Torre Alfina e il suo incantevole castello

Il cinema è anche ambasciatore di cultura e M. Garrone, con “IL RACCONTO DEI RACCONTI” qualche anno fa, puntando i riflettori su questo fiabesco borgo del Lazio, ignorato dalle mete turistiche di massa, lo ha riportato in auge risvegliando curiosità ed interesse.

L’area geografica è quella della Tuscia viterbese, di un verde ridondante che da sola basterebbe a giustificarne l’esplorazione, ma quando vi troverete davanti al Castello che svettando domina portentoso sul Bosco del Sasseto… vero e proprio monumento naturale, avrete un sussulto.

Vi chiederete se siete davvero svegli o state avendo una “suggestione post natalizia indotta” da massiccia visione di serie tv e film di favole tipici del periodo.

Ritroverete l’entusiasmo del bambino assopito in voi insieme all’eco della fantasia dei Fratelli Grimm e di Hans Christian Handersen.

Cenni storici

L’origine del Castello risale al Medioevo quando da semplice “Torre Difensiva” eretta per controllare la zona di confine tra Lazio Umbria e Toscana, intersecandosi alle vicende della famiglia Monaldeschi della Cervara di cui diviene residenza, abbandona l’aspetto di turrito maniero per essere trasformato in castello rinascimentale.

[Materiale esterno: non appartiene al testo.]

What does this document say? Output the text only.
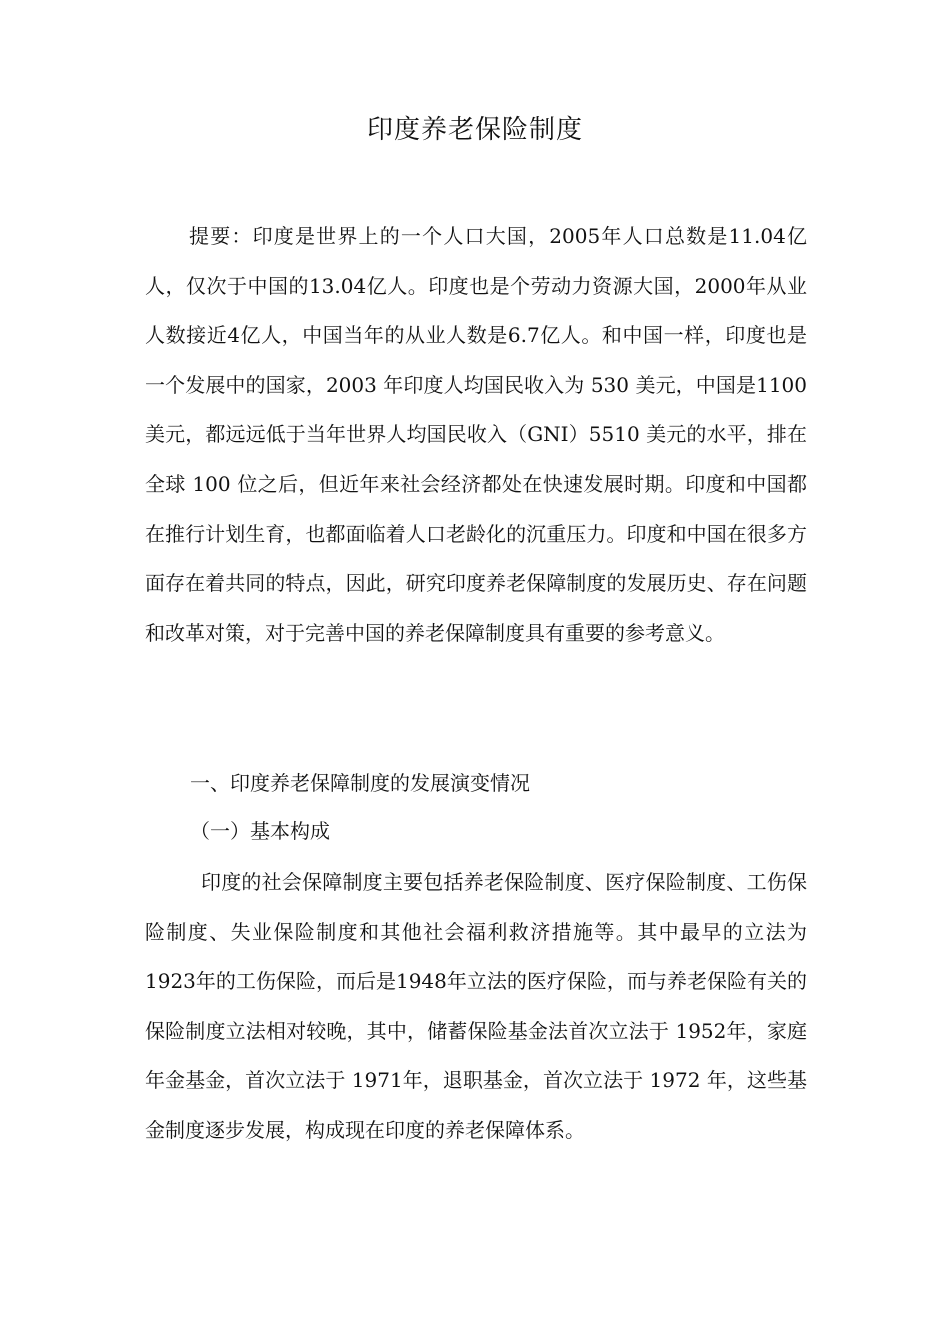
印度养老保险制度

提要：印度是世界上的一个人口大国，2005年人口总数是11.04亿人，仅次于中国的13.04亿人。印度也是个劳动力资源大国，2000年从业人数接近4亿人，中国当年的从业人数是6.7亿人。和中国一样，印度也是一个发展中的国家，2003 年印度人均国民收入为 530 美元，中国是1100美元，都远远低于当年世界人均国民收入（GNI）5510 美元的水平，排在全球 100 位之后，但近年来社会经济都处在快速发展时期。印度和中国都在推行计划生育，也都面临着人口老龄化的沉重压力。印度和中国在很多方面存在着共同的特点，因此，研究印度养老保障制度的发展历史、存在问题和改革对策，对于完善中国的养老保障制度具有重要的参考意义。

一、印度养老保障制度的发展演变情况

（一）基本构成

印度的社会保障制度主要包括养老保险制度、医疗保险制度、工伤保险制度、失业保险制度和其他社会福利救济措施等。其中最早的立法为1923年的工伤保险，而后是1948年立法的医疗保险，而与养老保险有关的保险制度立法相对较晚，其中，储蓄保险基金法首次立法于 1952年，家庭年金基金，首次立法于 1971年，退职基金，首次立法于 1972 年，这些基金制度逐步发展，构成现在印度的养老保障体系。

Le tribolate vicissitudini storiche dei Monaldeschi ed i brutali, sanguinosi scontri politici, ricordati anche nella Divina Commedia di Dante, includono personaggi come il Ciarpellone, Fabrizio Maramaldo ed ancora i Lanzichenecchi assoldati dalle legioni tedesche di Carlo V d’Asburgo “Arciduca d’Austria”, durante il Sacco di Roma.

Inutile dire che le finanze dei Monaldeschi tra guerre, debiti, depredazioni e confische papali subiscono dei crolli ed il castello nel tempo passa dagli Sforza ai Del Monte ed infine ai Cahen, banchieri belgi di origine ebraica che, ne modificano radicalmente l’aspetto nell’attuale grigio da alcuni definito “neogotico” da altri “neomedievale” utilizzando la pietra disponibile nella vicina Bagnoregio.

Le critiche sull’aspetto e lo stile realizzato dall’architetto Giuseppe Partini furono davvero tante, numerosi i trattati di puristi dello stile, studiosi e storici dell’arte, specialmente anglosassoni, citiamo J. Ruskin come uno dei più severi e negativi.

Ciò non influisce sul fatto che Edoardo Cahen, marchese di Torre Alfina, capostipite del ramo italiano, fu un uomo elegante e di raffinata cultura, che affidò allo stile neomedievale il compito di esaltarne il carattere epico, l’impeto e l’intensità emotiva per quanto arricchita dalla vena fantastica, forse ispirata anche dal bosco, di un luogo che trasudava una storia lunga e peculiare di famiglie e grandi uomini, intrisa di impegno politico, battaglie, lotte, sconfitte e vittorie.